Washington: It won't be long before people invite you over to meet their baby 'Pikachu' as parents in the US are increasingly naming their children after characters from Pokemon Go, according to new data.
The world has gone crazy for Pokemon Go -- the widely popular location-based augmented reality game -- but you might not realise just how crazy.
Babycenter - a pregnancy and parenting website that tracks baby name trends - has noticed a sudden spike in popularity for Pokemon Go-related names.
According to Baby Center, an increasing number of newborns are going to grow up with first names like Roselia, Ash, Eevee and Onyx -- all Pokemon characters.
The US pregnancy and parenting website says around half of its users are playing the game regularly right now.
Eevee has climbed 1,377 spots on the list of popular girls' names in the last year alone.
But the sudden climb of Onyx is even more impressive -- leapfrogging 2,184 spots on the girls' list.
Onyx was all but unheard of for a century, then got off the ground in the '90s' around the time Pokemon was first introduced - before spiking very recently.
Additionally, the names Star and Ivy are suddenly popular, perhaps inspired by the Pokemon Go creatures Starmie and Ivysaur.
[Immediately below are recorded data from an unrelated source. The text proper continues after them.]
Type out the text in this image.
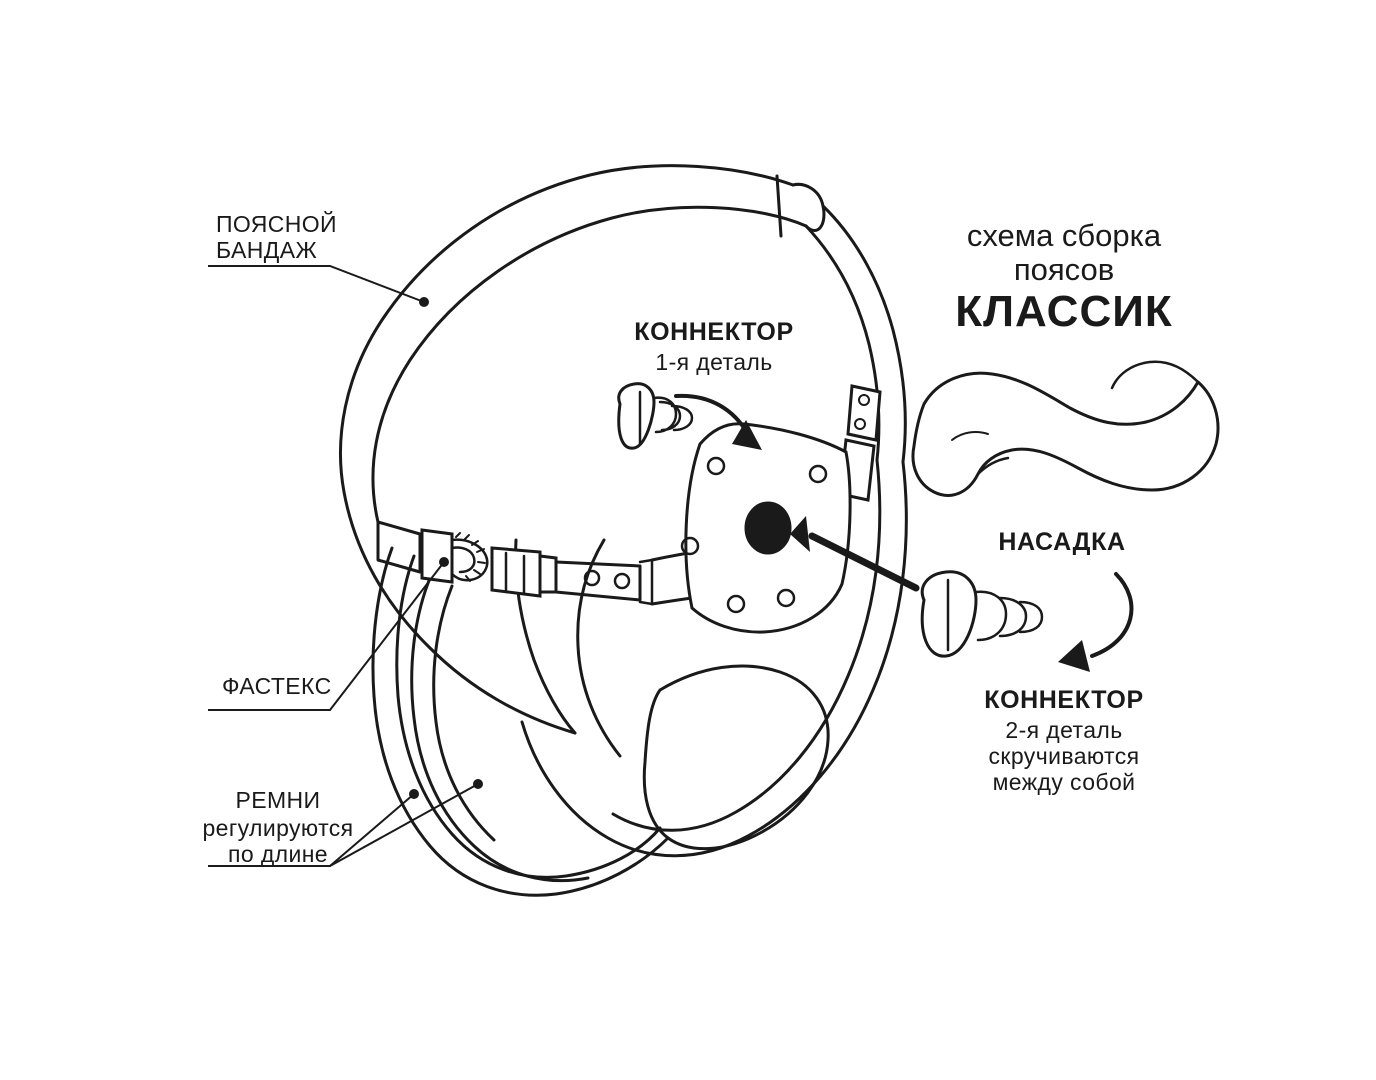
ПОЯСНОЙ
БАНДАЖ
КОННЕКТОР
1-я деталь
ФАСТЕКС
РЕМНИ
регулируются
по длине
НАСАДКА
КОННЕКТОР
2-я деталь
скручиваются
между собой
схема сборка
поясов
КЛАССИК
The names of Pokemon creatures yet to appear in the game have seen a boost too. Roselia, for example, is up a whopping 5,859 spots from last year.
And Ash, Pokemon's main character, is up 248 spots.
Linda Murray, Babycenter's editor in chief, told BuzzFeed that she is not surprised people are finding inspiration in Pokemon.
"We see babies named after TV show characters, celebrities, and even Instagram filters. Millennials are particularly attracted to technology and '90s nostalgia, which is one of the reasons we think Pokemon Go is already having an impact on baby naming trends among pregnant women," she said.